If you couldn’t guess from my username, I love T Rex. I think Vernon Vernons hit all the important points except for the fact that Elemental Child is missing. They also did a lot of fun Lord of the Rings / druidism inspired folk music as Tyrannosaurus Rex before they went Electric. I think Bolan was one of those people who put his heart and soul into making music. A strange, fascinating, natural rock star of a human being.
I feel I may have pasted the wrong clip after looking at the 1970’s thread
On the whole, my attitude is (and was then) “Who needs T. Rex when I’ve got TV?”
But anyone who can have a hit single with a song called “New York City,” whose entire lyric is:
Did you ever see a woman
Coming out of New York City
With a frog in her hand
Did you ever see a woman
Coming out of New York City
With a frog in her hand
I did don’t you know (x3)
And don’t it show
must have had something.
I loved (and love) the early stuff as Tyrannosaurus Rex. So different, so twee, but with some great tunes. He fitted in so well with the Summer of Love times.
But I did go off him when, despite being championed and supported by John Peel in the early days, Bolan just dumped Peel when he went electric and became rich and successful. John Peel was hurt by that.
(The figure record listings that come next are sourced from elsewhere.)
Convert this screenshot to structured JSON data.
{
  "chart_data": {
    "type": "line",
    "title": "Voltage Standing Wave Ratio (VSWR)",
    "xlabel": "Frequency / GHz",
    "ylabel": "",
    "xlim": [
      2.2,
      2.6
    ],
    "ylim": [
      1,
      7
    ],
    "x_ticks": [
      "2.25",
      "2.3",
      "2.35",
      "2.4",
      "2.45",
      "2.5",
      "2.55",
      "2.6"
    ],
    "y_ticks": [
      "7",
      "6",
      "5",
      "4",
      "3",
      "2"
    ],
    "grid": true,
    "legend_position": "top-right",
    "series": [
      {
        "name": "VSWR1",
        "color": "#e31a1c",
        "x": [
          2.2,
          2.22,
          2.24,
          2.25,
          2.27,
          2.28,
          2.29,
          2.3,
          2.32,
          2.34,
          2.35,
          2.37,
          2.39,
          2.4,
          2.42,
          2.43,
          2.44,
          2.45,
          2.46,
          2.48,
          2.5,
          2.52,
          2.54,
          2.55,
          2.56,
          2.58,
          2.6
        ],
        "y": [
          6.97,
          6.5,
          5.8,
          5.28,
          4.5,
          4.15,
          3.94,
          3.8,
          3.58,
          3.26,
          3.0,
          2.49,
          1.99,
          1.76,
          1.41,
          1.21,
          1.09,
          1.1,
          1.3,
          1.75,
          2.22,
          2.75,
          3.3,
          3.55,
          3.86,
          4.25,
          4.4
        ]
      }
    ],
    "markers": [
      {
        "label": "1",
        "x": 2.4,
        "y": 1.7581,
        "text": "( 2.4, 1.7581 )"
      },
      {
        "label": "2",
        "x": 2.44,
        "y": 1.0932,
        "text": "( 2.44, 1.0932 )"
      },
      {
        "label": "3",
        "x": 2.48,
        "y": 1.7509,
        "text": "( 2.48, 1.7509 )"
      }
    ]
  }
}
I haven’t been able to get into anything aside from Electric Warrior and The Slider (which I think is just as solid of an album). I get the feeling that one day I will hit the right mood for the rest of the T. Rex / Marc Bolan discography and just have at it.
Too much of his stuff had long lead outs repeating hte same stuff over and over.
He was apparently something f a tyrant when it came to recording his stuff, puttin ghuge pressure to get things done in very tight deadlines, and to me it sounds it, very rushed, and a lack of care.
Compare him to contemporaries, especially David Bowie who would just hire a chateau somewhere and spend months making an album, those albums have not really dated that much, then compare with T Rex, time has not been kind.
His producer of those days stated in a radio interview that the sound was very formulaic, and he could quite easily knock up a T Rex mix with almost anyone, just a matter of eqs a few overdrives and and double tracks.
He had one or two great numbers, but he had a tendency to wear a riff or groove out completely.